This semester, students at Good Shepherd Episcopal School have been able to create high-tech presentations using three-dimensional models and green-screen video capability, on topics ranging from space travel to the Underground Railroad.
We did mention that they’re only in middle and elementary school, right?
In April, the Preston Hollow school launched its SPARQ lab, which stands for Solving Problems and Asking Real-world Questions, and has already integrated the technological tools into its curriculum at every grade level.
“Our sign-up sheet is pretty booked solid,” said Julie McLeod, the school’s director of technology. “It’s very much being used and leveraged.”
The goal is to give students a more immersive experience with new technologies, while incorporating some hands-on educational games, as well.
The idea for the lab came from Dave Copps, a GSES parent and CEO of Brainspace, a Dallas-based technology firm. He learned about SPARQ and the Makerlab concept more than a year ago and shared his vision with school officials, who were enthusiastic.
“Kids are learning differently today. It’s much more experiential. The world is changing, and our kids need to change, too, in terms of how we educate them,” Copps said. “This thing just kind of took off. The school, to their credit, just took it and ran.”

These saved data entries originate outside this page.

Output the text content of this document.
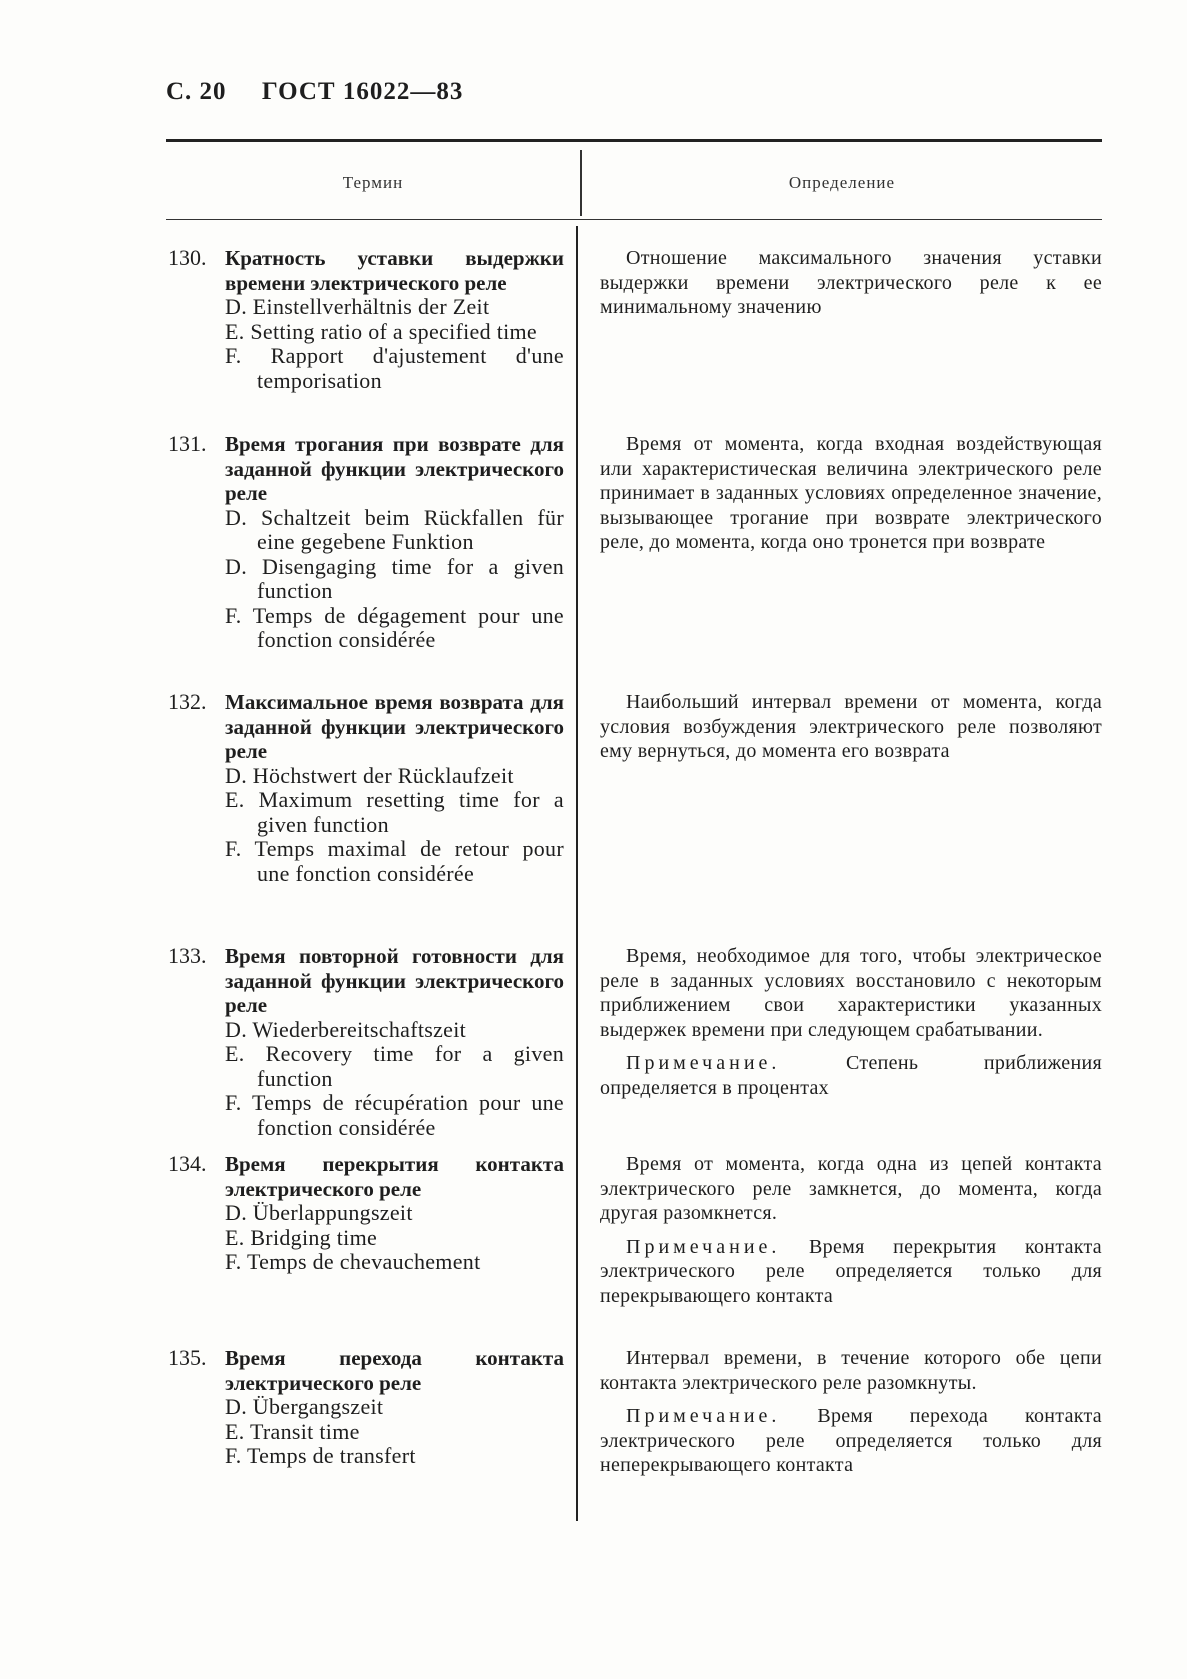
С. 20 ГОСТ 16022—83
Термин	Определение
130. Кратность уставки выдержки времени электрического реле
D. Einstellverhältnis der Zeit
E. Setting ratio of a specified time
F. Rapport d'ajustement d'une temporisation

Отношение максимального значения уставки выдержки времени электрического реле к ее минимальному значению

131. Время трогания при возврате для заданной функции электрического реле
D. Schaltzeit beim Rückfallen für eine gegebene Funktion
D. Disengaging time for a given function
F. Temps de dégagement pour une fonction considérée

Время от момента, когда входная воздействующая или характеристическая величина электрического реле принимает в заданных условиях определенное значение, вызывающее трогание при возврате электрического реле, до момента, когда оно тронется при возврате

132. Максимальное время возврата для заданной функции электрического реле
D. Höchstwert der Rücklaufzeit
E. Maximum resetting time for a given function
F. Temps maximal de retour pour une fonction considérée

Наибольший интервал времени от момента, когда условия возбуждения электрического реле позволяют ему вернуться, до момента его возврата

133. Время повторной готовности для заданной функции электрического реле
D. Wiederbereitschaftszeit
E. Recovery time for a given function
F. Temps de récupération pour une fonction considérée

Время, необходимое для того, чтобы электрическое реле в заданных условиях восстановило с некоторым приближением свои характеристики указанных выдержек времени при следующем срабатывании.

Примечание.	Степень приближения определяется в процентах

134. Время перекрытия контакта электрического реле
D. Überlappungszeit
E. Bridging time
F. Temps de chevauchement

Время от момента, когда одна из цепей контакта электрического реле замкнется, до момента, когда другая разомкнется.

Примечание. Время перекрытия контакта электрического реле определяется только для перекрывающего контакта

135. Время перехода контакта электрического реле
D. Übergangszeit
E. Transit time
F. Temps de transfert

Интервал времени, в течение которого обе цепи контакта электрического реле разомкнуты.

Примечание. Время перехода контакта электрического реле определяется только для неперекрывающего контакта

The project was funded through a grant and parent donations. Copps also contributed some software. The school, meanwhile, redesigned part of its library to house machines including printers capable of creating 3D models, a video room with a green screen, and a 3D scanner for prototypes.
While the Makerlab concept has gained popularity around the country, it’s not typically introduced to children as young as those at GSES, a school of about 600 students in kindergarten through eighth grade.
“We’re looking at innovative thinking and inter-disciplinary thinking,” McLeod said. “In here, they really get into the work. The intensity is beyond compare. We’ll be able to do research in a lot of different ways.”
For example, the SPARQ lab gives lower-school science coordinator Laura Cole a different method of teaching her project on the solar system to third-graders.
“They’re teaching themselves and we are facilitators,” Cole said. “Instead of me handing them information, they’re figuring it out. I’m having fun and they’re having fun.”